If the forecast comes to pass, which is a big if, according to USDA analysts, those purchases could have a major impact on world cotton stocks, which are expected to continue to decline in spite of projected increases in world cotton production.
Chinese imports of this magnitude would represent a remarkable turnaround in China's cotton industry, says Stephen MacDonald, an agricultural economist who gave the World Agricultural Outlook Board's U.S. and world cotton outlook at USDA's annual Agricultural Outlook Forum in Arlington.
“The end of the 2002-03 season will mark the first time in eight years that China has not carried surplus stocks,” said MacDonald.
He noted that China's stocks rose to a peak of 23 million bales at the end of the 1998-99 marketing year, which helped set off a long, slow decline in world cotton prices that did not bottom out until the fall of 2001.
“Beginning in September 1999, China instituted a series of reforms to liberalize prices and privatize distribution,” MacDonald said. “While the success of these reforms has been mixed, they have brought internal Chinese prices closer to world prices, stimulating consumption and limiting incentives to overproduce.”
The growth in domestic use allowed the Chinese government to unload excess stocks at auction.
Because of its internal distribution problems, China is believed to have purchased 1.2 million bales from all sources this marketing year (began Aug. 1), or more than half of its total projected imports.
“Substantial additional purchases are deemed likely during the second half of the season due to strong consumption and limited domestic supplies, but will also depend on the government's import policies,” said MacDonald, who works for USDA's Economic Research Service.
“China joined the WTO at the end of calendar 2001, but has issued import licenses in a more restrictive and less transparent manner than anticipated by the international cotton trade. USDA's 2002-03 import forecast assumes that the government will distribute sufficient quotas to maintain an adequate an adequate pipeline to China's textile mills.”
The combination of lower production in China and in the United States and the increase in consumption is expected to reduce world stocks nearly 20 percent to fewer than 38 million bales, according to USDA. The stocks-to-use ratio of 39 percent would be the lowest since 1994-95.
MacDonald says USDA expects world cotton production to reach 95 million bales in 2003-04, an 8.5-percent increase from the current season. Most of the upsurge, including a 2-million-bale jump in China's production, will occur outside the United States.

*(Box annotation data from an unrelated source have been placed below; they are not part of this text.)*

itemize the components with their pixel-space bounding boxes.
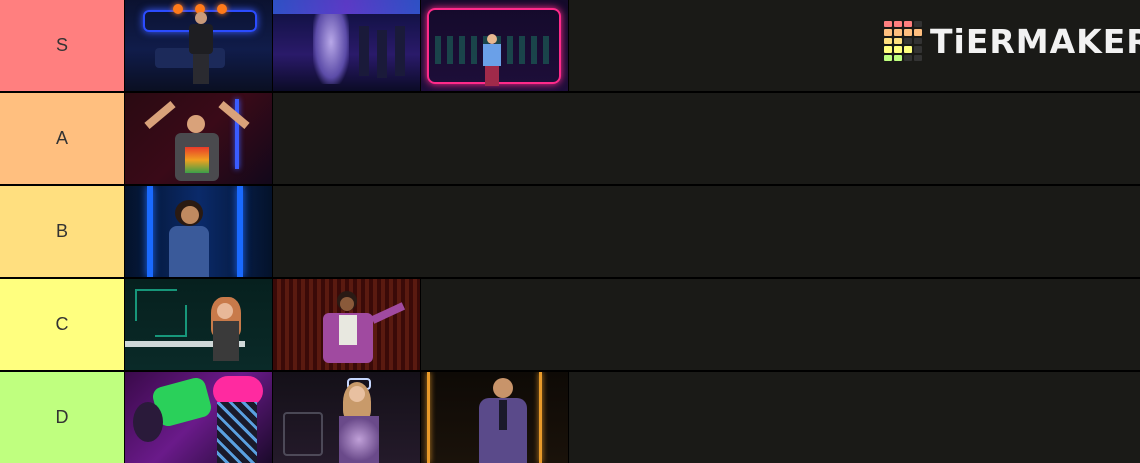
tier-row-b: B [0, 186, 1140, 277]
tile-b-1[interactable] [125, 186, 273, 277]
tile-d-2[interactable] [273, 372, 421, 463]
tile-a-1[interactable] [125, 93, 273, 184]
tile-c-2[interactable] [273, 279, 421, 370]
tier-label-d[interactable]: D [0, 372, 125, 463]
tier-items-d [125, 372, 569, 463]
tier-label-b[interactable]: B [0, 186, 125, 277]
tile-d-1[interactable] [125, 372, 273, 463]
tier-items-c [125, 279, 421, 370]
tier-items-b [125, 186, 273, 277]
logo-grid-icon [884, 20, 922, 62]
tier-row-d: D [0, 372, 1140, 463]
tile-s-2[interactable] [273, 0, 421, 91]
tile-s-3[interactable] [421, 0, 569, 91]
tier-items-s [125, 0, 569, 91]
tiermaker-logo: TiERMAKER [884, 20, 1140, 62]
tier-row-a: A [0, 93, 1140, 184]
tier-label-a[interactable]: A [0, 93, 125, 184]
tile-s-1[interactable] [125, 0, 273, 91]
tier-items-a [125, 93, 273, 184]
tier-label-s[interactable]: S [0, 0, 125, 91]
tier-row-c: C [0, 279, 1140, 370]
tile-c-1[interactable] [125, 279, 273, 370]
tile-d-3[interactable] [421, 372, 569, 463]
logo-text: TiERMAKER [930, 21, 1140, 61]
tier-label-c[interactable]: C [0, 279, 125, 370]
tier-list: S A B C D TiERMAKER [0, 0, 1140, 463]
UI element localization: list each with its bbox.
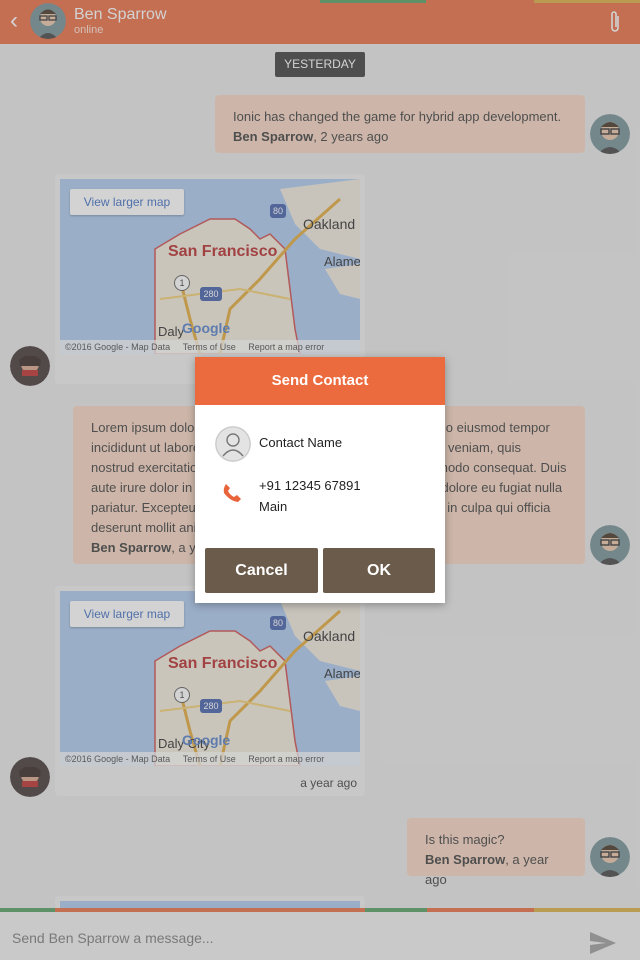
phone-number: +91 12345 67891 (259, 478, 361, 493)
send-contact-dialog: Send Contact Contact Name +91 12345 6789… (195, 357, 445, 603)
ok-button[interactable]: OK (323, 548, 435, 593)
dialog-title: Send Contact (195, 357, 445, 405)
phone-icon (223, 484, 241, 502)
cancel-button[interactable]: Cancel (205, 548, 318, 593)
contact-name: Contact Name (259, 435, 343, 450)
contact-avatar-icon (215, 426, 251, 462)
phone-type: Main (259, 499, 288, 514)
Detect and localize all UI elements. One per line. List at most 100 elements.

“The largest gain is expected in China, where production could easily rise 2 million bales,” he noted. “A recent Ministry of Agriculture survey reported farmers intended to increase cotton area by 17 percent in 2003.”
According to preliminary data for 2002-03, prices received by farmers rose 25 percent from the previous year when the Chinese government was deliberately trying to suppress production. “This and other less robust reports of planting intentions suggest China's output could be about 24 million bales in 2003-04.”
U.S. production is expected to remain close to 2002's 17.1 million bales due to market and farm program factors.
“As planting time for the 2003 crop approaches, U.S. cotton prices are stronger than a year ago, but so are prices for competing crops,” says MacDonald. “The weighted upland cotton farm price has averaged 40.5 cents per pound during the first five months of 2002-03, but remains below the loan rate of 52 cents.
“As cotton prices have risen in recent months, higher market returns are being offset by lower marketing loan benefits. Prices for competing crops — like corn and soybeans — are higher than their loan rates and suggest that planting incentives for these alternatives are stronger than a year ago.”